The Economist, August 6th 1994
Germany, the leading power in the European Union, is still virtually speechless in Brussels. EU officials and diplomats blithely go on drafting laws and negotiating in French and English. To the dismay of Chancellor Helmut Kohl and his colleagues, German is virtually nowhere to be heard. German texts are generally produced by translators in the same way as those in minor tongues such as Greek and Danish.
The French culture minister, Jacques Toubon, fretting that his campaign to keep French pure is not taken seriously, would find comfort in Brussels. Not only has French withstood the onslaught of English since Britain joined 21 years ago, Euro-English is peppered with French expressions, almost as much as the other way round. The heads of commissioners' private offices are known universally as 'chefs de cabinet'. Just about everybody knows the powerful ambassadors' committee which prepares ministerial meetings as Coreper - its French shorthand.
His rhetorical hackles rising, Mr Kohl has long wanted the language of Goethe to be spoken in Brussels with the same vivacity and frequency as those of Balzac and Byron. Since unification, German is by far the most widely spoken mother-tongue in the EU. Add to 80m Germans the citizens of Austria, which joins the Union next january, plus a dusting of native German-speakers in Belgium, Luxembourg, Alsace and the South Tyrol (oops, Alto Adige) and the figure tops 88m. English (don't forget the Irish) and French (counting Belgium's Walloons) peak at about 60m each.
So the German tongue is wagging. German diplomats and commissioners are instructed to speak German at formal meetings of the commission and of Coreper. They sometimes insist on speaking German at public engagements. But it is hard to spread German merely through the example of Mr Kohl's top dogs.
Although the EU has nine official languages, German is already technically one of the three "privileged" working languages, with French and English. The trouble is that few Eurocrats work in it. The first foreign language for most Greek, Portuguese, Italian or Spanish 'fonctionnaires' (another one for your list, Monsieur Toubon) is French or English.
The EU's use of language makes all its members twitch. When the German commissioners, Martin Bangemann and Peter Schmidhuber, started using German at formal meetings, their Italian colleagues insisted on speaking Italian. Alas for the Dutch, Spaniards, Greeks, Portuguese and Danes (not to mention the Basques, Catalans and those who might like to display their powers of persuasion in Letzeburgish or the Langue d'Oc, none of whose languages counts as "officials"), only four interpreters' booths serve the commission's main meeting room.

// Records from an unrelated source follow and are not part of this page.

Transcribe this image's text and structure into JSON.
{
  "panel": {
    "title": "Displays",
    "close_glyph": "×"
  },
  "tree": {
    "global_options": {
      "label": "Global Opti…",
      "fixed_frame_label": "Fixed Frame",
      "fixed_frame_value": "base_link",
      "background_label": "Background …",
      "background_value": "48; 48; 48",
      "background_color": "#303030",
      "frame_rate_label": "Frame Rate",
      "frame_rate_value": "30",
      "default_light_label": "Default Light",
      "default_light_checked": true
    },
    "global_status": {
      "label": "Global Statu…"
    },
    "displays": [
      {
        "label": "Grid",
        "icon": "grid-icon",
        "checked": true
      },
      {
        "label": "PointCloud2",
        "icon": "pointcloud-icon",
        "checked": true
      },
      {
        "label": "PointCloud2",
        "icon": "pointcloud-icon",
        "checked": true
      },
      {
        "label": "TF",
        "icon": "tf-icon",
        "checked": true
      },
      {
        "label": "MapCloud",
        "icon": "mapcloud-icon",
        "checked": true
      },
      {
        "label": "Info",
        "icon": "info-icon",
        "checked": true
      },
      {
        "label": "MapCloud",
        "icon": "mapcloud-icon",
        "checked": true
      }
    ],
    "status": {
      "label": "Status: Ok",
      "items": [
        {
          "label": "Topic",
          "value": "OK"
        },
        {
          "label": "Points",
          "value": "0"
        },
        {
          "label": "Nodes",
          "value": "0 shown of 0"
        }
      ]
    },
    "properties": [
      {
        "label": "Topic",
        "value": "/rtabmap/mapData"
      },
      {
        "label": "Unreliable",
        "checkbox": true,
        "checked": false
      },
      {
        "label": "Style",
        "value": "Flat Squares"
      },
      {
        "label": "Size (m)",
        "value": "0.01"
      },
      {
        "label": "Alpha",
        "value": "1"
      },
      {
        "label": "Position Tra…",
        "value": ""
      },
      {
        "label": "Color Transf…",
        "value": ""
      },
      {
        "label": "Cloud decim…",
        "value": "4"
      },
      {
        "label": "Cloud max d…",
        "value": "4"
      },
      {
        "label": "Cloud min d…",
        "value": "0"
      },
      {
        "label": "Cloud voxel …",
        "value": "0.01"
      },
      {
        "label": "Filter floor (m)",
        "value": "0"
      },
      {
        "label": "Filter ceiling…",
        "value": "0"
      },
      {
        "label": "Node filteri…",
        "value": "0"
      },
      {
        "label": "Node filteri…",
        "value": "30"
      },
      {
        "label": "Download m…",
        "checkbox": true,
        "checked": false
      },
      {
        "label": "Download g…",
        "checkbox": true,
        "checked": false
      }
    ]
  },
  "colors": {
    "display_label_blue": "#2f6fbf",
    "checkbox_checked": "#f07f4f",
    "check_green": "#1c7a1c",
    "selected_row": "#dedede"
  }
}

The language issue is coming to a head. The Germans will go on demanding better treatment. And the present nine official languages will become 12 next January, if Finland, Sweden and Norway vote to join the polyglottal Union later this year.
It has already been agreed, post-enlargement, that delegates at ministerial meetings will go on being able to spout in their mother-tongues, presenting translators with a mere 132 combinations - Finnish to Greek, Portuguese to Norwegian, and so on. A total of 75 new interpreters are to gabble away in Brussels. Another 300 translators will soon be churming out reams of dismal document in the extra lingos.
But the pouring forth of multilingual screeds will have to be stemmed. One idea is to translate all legislative texts into all 12 languages - but only at the final draft. This, at least, cannot be avoided, because the texts can end up as law throughout the Union. Earlier drafts would come out in fewer languages, perhaps - 'Donner und Blitzen!' - just the Big Three, naturally including German.